Initial synthesis and characterization of an alpha7 nicotinic receptor cellular membrane affinity chromatography column: Effect of receptor subtype and cell type

Objective: In this study, cellular membrane fragments from SH‐EP1‐pCEP4‐hα7 and α7 HEK‐293 cell lines were used to synthesize cellular membrane affinity chromatography (CMAC) columns containing functional α7 nicotinic acetylcholine receptors, CMAC(α7 nAChR) columns. Methods: The synthesis of stable columns required the addition of cholesterol to the 2% cholate solubilization/immobilization (s/i) buffer and to the mobile phase. In addition, when membranes from the SH‐EP1 cell line were used L‐α‐phosphatidyl serine and L‐α‐phosphatidyl ethanolamine also had to be added to the s/i buffer.
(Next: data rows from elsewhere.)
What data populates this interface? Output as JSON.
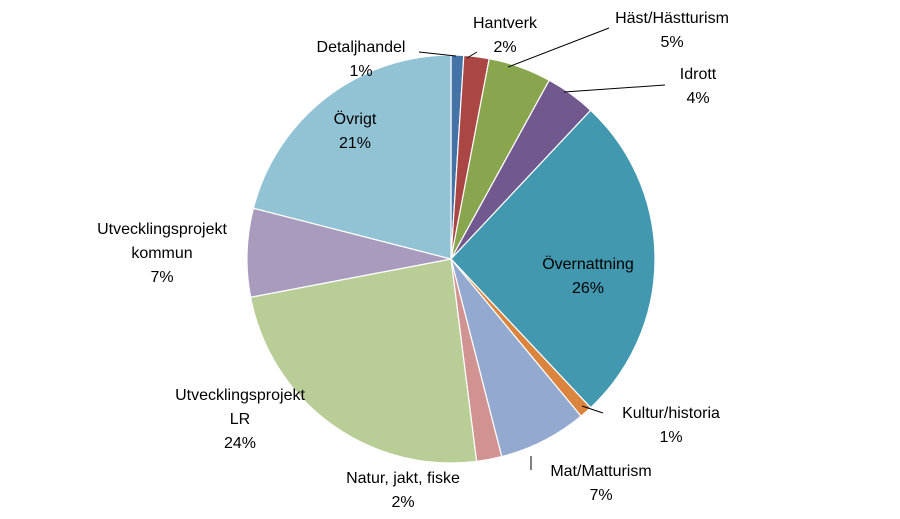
{
  "chart_data": {
    "type": "pie",
    "title": "",
    "start_angle_deg": 0,
    "direction": "clockwise",
    "legend": "none",
    "slices": [
      {
        "label": "Detaljhandel",
        "value": 1,
        "percent_label": "1%",
        "color": "#4572A7"
      },
      {
        "label": "Hantverk",
        "value": 2,
        "percent_label": "2%",
        "color": "#AA4643"
      },
      {
        "label": "Häst/Hästturism",
        "value": 5,
        "percent_label": "5%",
        "color": "#89A54E"
      },
      {
        "label": "Idrott",
        "value": 4,
        "percent_label": "4%",
        "color": "#71588F"
      },
      {
        "label": "Övernattning",
        "value": 26,
        "percent_label": "26%",
        "color": "#4198AF"
      },
      {
        "label": "Kultur/historia",
        "value": 1,
        "percent_label": "1%",
        "color": "#DB843D"
      },
      {
        "label": "Mat/Matturism",
        "value": 7,
        "percent_label": "7%",
        "color": "#93A9CF"
      },
      {
        "label": "Natur, jakt, fiske",
        "value": 2,
        "percent_label": "2%",
        "color": "#D19392"
      },
      {
        "label": "Utvecklingsprojekt LR",
        "value": 24,
        "percent_label": "24%",
        "color": "#B9CD96"
      },
      {
        "label": "Utvecklingsprojekt kommun",
        "value": 7,
        "percent_label": "7%",
        "color": "#A99BBD"
      },
      {
        "label": "Övrigt",
        "value": 21,
        "percent_label": "21%",
        "color": "#91C3D5"
      }
    ]
  }
}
Results: A CMAC(α4β2 nAChR) column was prepared using membrane fragments from a SH‐EP1‐pCEP4‐hα4β2 cell line and this process required the addition of L‐α‐phosphatidyl serine and L‐α‐phosphatidyl ethanolamine to the s/i buffer, but not cholesterol. The s/i buffers from the 3 columns were compared with the s/i buffer utilized in the preparation of a CMAC (α4β2 nAChR) column prepared using an α4β2 HEK‐293 cell line, which required no additions to the 2% cholate s/i buffer. Conclusion: The data demonstrates that both cell type and receptor type affect the protocol required to produce a stable CMAC column and that, at the current time, the development of an optimum immobilization protocol is an empirical process.